Ketua PN Jakarta Selatan Dicokok Kejagung dalam Skandal Suap CPO Rp 60 Miliar
Ketua PN Jakarta Selatan Terjerat Kasus Suap CPO: Penahanan Langsung Dilakukan
Kejaksaan Agung (Kejagung) mengambil tindakan tegas dengan menahan Ketua Pengadilan Negeri (PN) Jakarta Selatan, Muhammad Arif Nuryanta, segera setelah ditetapkan sebagai tersangka dalam kasus dugaan suap terkait penanganan perkara ekspor minyak kelapa sawit mentah (CPO). Penahanan ini merupakan bagian dari serangkaian penindakan terhadap praktik korupsi yang melibatkan sejumlah oknum dan korporasi.
Selain Arif Nuryanta, tiga tersangka lain juga turut ditahan. Mereka adalah WG, yang menjabat sebagai Panitera Muda Perdata Jakarta Utara; Marcella Santoso (MS), seorang kuasa hukum korporasi; dan seorang advokat berinisial AR. Penahanan keempat tersangka ini diumumkan langsung oleh Direktur Penyidikan (Dirdik) Jaksa Agung Muda Tindak Pidana Khusus (Jampidsus) Kejaksaan Agung, Abdul Qohar, dalam konferensi pers yang digelar pada Sabtu (12/4/2025).

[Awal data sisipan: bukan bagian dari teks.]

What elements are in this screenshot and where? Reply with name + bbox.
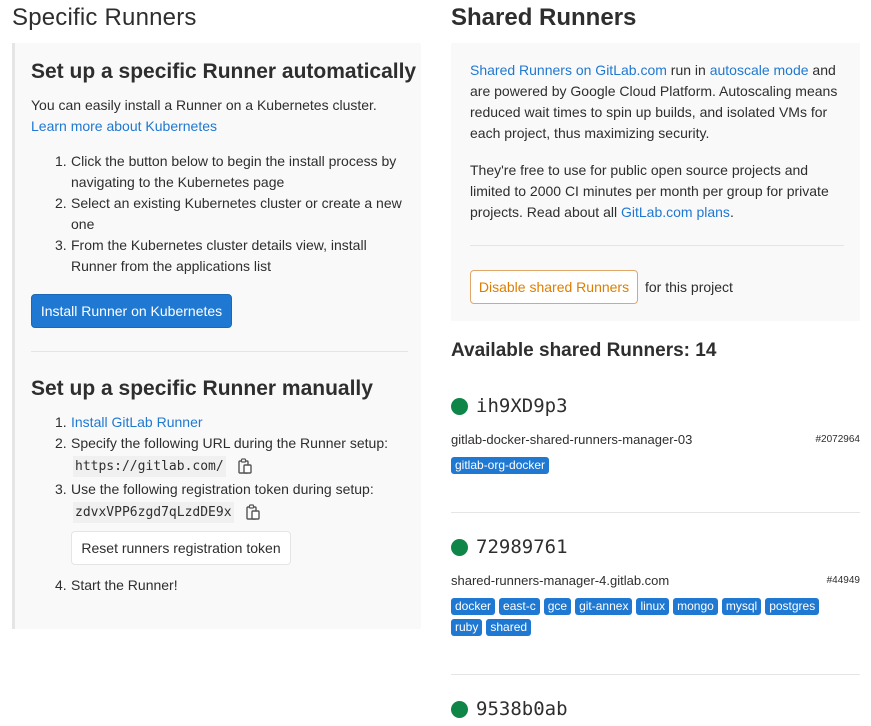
copy-icon[interactable] <box>238 458 252 474</box>
gitlab-plans-link[interactable]: GitLab.com plans <box>621 204 730 220</box>
shared-description: Shared Runners on GitLab.com run in auto… <box>470 62 838 141</box>
runner-id: 9538b0ab <box>476 698 568 720</box>
registration-token: zdvxVPP6zgd7qLzdDE9x <box>73 501 234 523</box>
manual-setup-title: Set up a specific Runner manually <box>31 377 373 400</box>
runner-tag: gitlab-org-docker <box>451 457 550 474</box>
shared-pricing-description: They're free to use for public open sour… <box>470 162 829 220</box>
auto-desc-text: You can easily install a Runner on a Kub… <box>31 97 377 113</box>
runner-tag: docker <box>451 598 496 615</box>
auto-setup-steps: 1. Click the button below to begin the in… <box>55 151 405 277</box>
runner-description: gitlab-docker-shared-runners-manager-03 <box>451 431 693 447</box>
list-item: 2. Select an existing Kubernetes cluster … <box>55 195 402 232</box>
runner-item: 9538b0ab <box>451 695 860 723</box>
disable-shared-runners-button[interactable]: Disable shared Runners <box>470 270 638 304</box>
runner-item: ih9XD9p3 gitlab-docker-shared-runners-ma… <box>451 392 860 478</box>
runner-tag: linux <box>636 598 670 615</box>
available-runners-title: Available shared Runners: 14 <box>451 340 717 361</box>
shared-runners-panel: Shared Runners on GitLab.com run in auto… <box>451 43 860 321</box>
manual-setup-steps: 1. Install GitLab Runner 2. Specify the f… <box>55 412 415 596</box>
runner-tag: mysql <box>721 598 762 615</box>
autoscale-mode-link[interactable]: autoscale mode <box>710 62 809 78</box>
list-item: 1. Click the button below to begin the in… <box>55 153 397 190</box>
specific-runners-panel: Set up a specific Runner automatically Y… <box>12 43 421 629</box>
install-runner-kubernetes-button[interactable]: Install Runner on Kubernetes <box>31 294 232 328</box>
runner-tags: gitlab-org-docker <box>451 457 851 478</box>
divider <box>470 245 844 246</box>
list-item: 4. Start the Runner! <box>55 577 178 593</box>
list-item: 2. Specify the following URL during the … <box>55 433 415 479</box>
runner-tag: ruby <box>451 619 483 636</box>
online-status-icon <box>451 538 468 556</box>
learn-kubernetes-link[interactable]: Learn more about Kubernetes <box>31 118 217 134</box>
auto-setup-title: Set up a specific Runner automatically <box>31 60 417 83</box>
runner-item: 72989761 shared-runners-manager-4.gitlab… <box>451 533 860 640</box>
runner-tag: postgres <box>765 598 820 615</box>
reset-token-button[interactable]: Reset runners registration token <box>71 531 291 565</box>
auto-setup-description: You can easily install a Runner on a Kub… <box>31 95 411 137</box>
token-row: zdvxVPP6zgd7qLzdDE9x <box>73 501 374 523</box>
online-status-icon <box>451 700 468 718</box>
for-project-text: for this project <box>645 279 733 295</box>
online-status-icon <box>451 397 468 415</box>
runner-tag: git-annex <box>575 598 633 615</box>
list-item: 3. From the Kubernetes cluster details vi… <box>55 237 367 274</box>
shared-runners-title: Shared Runners <box>451 4 637 31</box>
runner-number: #44949 <box>826 574 860 586</box>
runner-tag: mongo <box>673 598 718 615</box>
runner-id: 72989761 <box>476 536 568 558</box>
runner-url: https://gitlab.com/ <box>73 455 226 477</box>
runner-number: #2072964 <box>815 433 861 445</box>
url-row: https://gitlab.com/ <box>73 455 388 477</box>
divider <box>451 512 860 513</box>
divider <box>451 674 860 675</box>
divider <box>31 351 408 352</box>
copy-icon[interactable] <box>245 504 260 520</box>
runner-tag: gce <box>543 598 572 615</box>
list-item: 3. Use the following registration token … <box>55 479 415 575</box>
runner-tag: east-c <box>499 598 540 615</box>
specific-runners-title: Specific Runners <box>12 4 197 31</box>
runner-description: shared-runners-manager-4.gitlab.com <box>451 572 670 588</box>
runner-id: ih9XD9p3 <box>476 395 568 417</box>
shared-runners-link[interactable]: Shared Runners on GitLab.com <box>470 62 667 78</box>
runner-tag: shared <box>486 619 532 636</box>
list-item: 1. Install GitLab Runner <box>55 412 415 433</box>
install-gitlab-runner-link[interactable]: Install GitLab Runner <box>71 412 203 433</box>
runner-tags: docker east-c gce git-annex linux mongo … <box>451 598 851 640</box>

"Terhadap empat tersangka dilakukan penahanan 20 hari ke depan, terhitung mulai hari ini," tegas Abdul Qohar.
Para tersangka ditempatkan di rumah tahanan (rutan) yang berbeda. Arif Nuryanta dan Marcella Santoso ditahan di Rutan Salemba cabang Kejagung. Sementara itu, AR mendekam di Rutan Salemba Cabang Kejaksaan Negeri Jakarta Selatan. WG, Panitera Muda Perdata Jakarta Utara, ditahan di Rutan Kelas I Jakarta Timur cabang Rutan KPK.
Kronologi Suap dan Peran Para Tersangka
Kasus ini bermula dari dugaan pemberian suap senilai Rp 60 miliar kepada Arif Nuryanta. Uang tersebut diduga berasal dari Marcella Santoso dan AR, dengan tujuan memengaruhi putusan perkara yang melibatkan tiga korporasi besar, yaitu PT Wilmar Group, PT Permata Hijau Group, dan PT Musim Mas Group. Tujuannya adalah agar majelis hakim memutuskan bahwa perbuatan ketiga korporasi tersebut bukanlah tindak pidana atau ontslag.
Menurut keterangan dari Kejaksaan Agung, uang suap tersebut diserahkan melalui WG, yang disebut-sebut sebagai orang kepercayaan Arif Nuryanta. Para tersangka dijerat dengan pasal-pasal tindak pidana korupsi terkait suap dan gratifikasi, yang diduga dilakukan untuk mengatur perkara yang dihadapi oleh Wilmar Group dan dua korporasi lainnya.
Berikut adalah pasal-pasal yang disangkakan kepada para tersangka:
- WG: Pasal 12 huruf a juncto Pasal 12 huruf b jo. Pasal 5 ayat (2) jo. Pasal 11 jo. Pasal 12 huruf b jo. Pasal 18 UU Nomor 31 Tahun 1999 tentang Pemberantasan Tindak Pidana Korupsi sebagaimana diubah dan ditambah dengan UU Nomor 20 Tahun 2001 jo. Pasal 55 ayat (1) ke-1 KUHP.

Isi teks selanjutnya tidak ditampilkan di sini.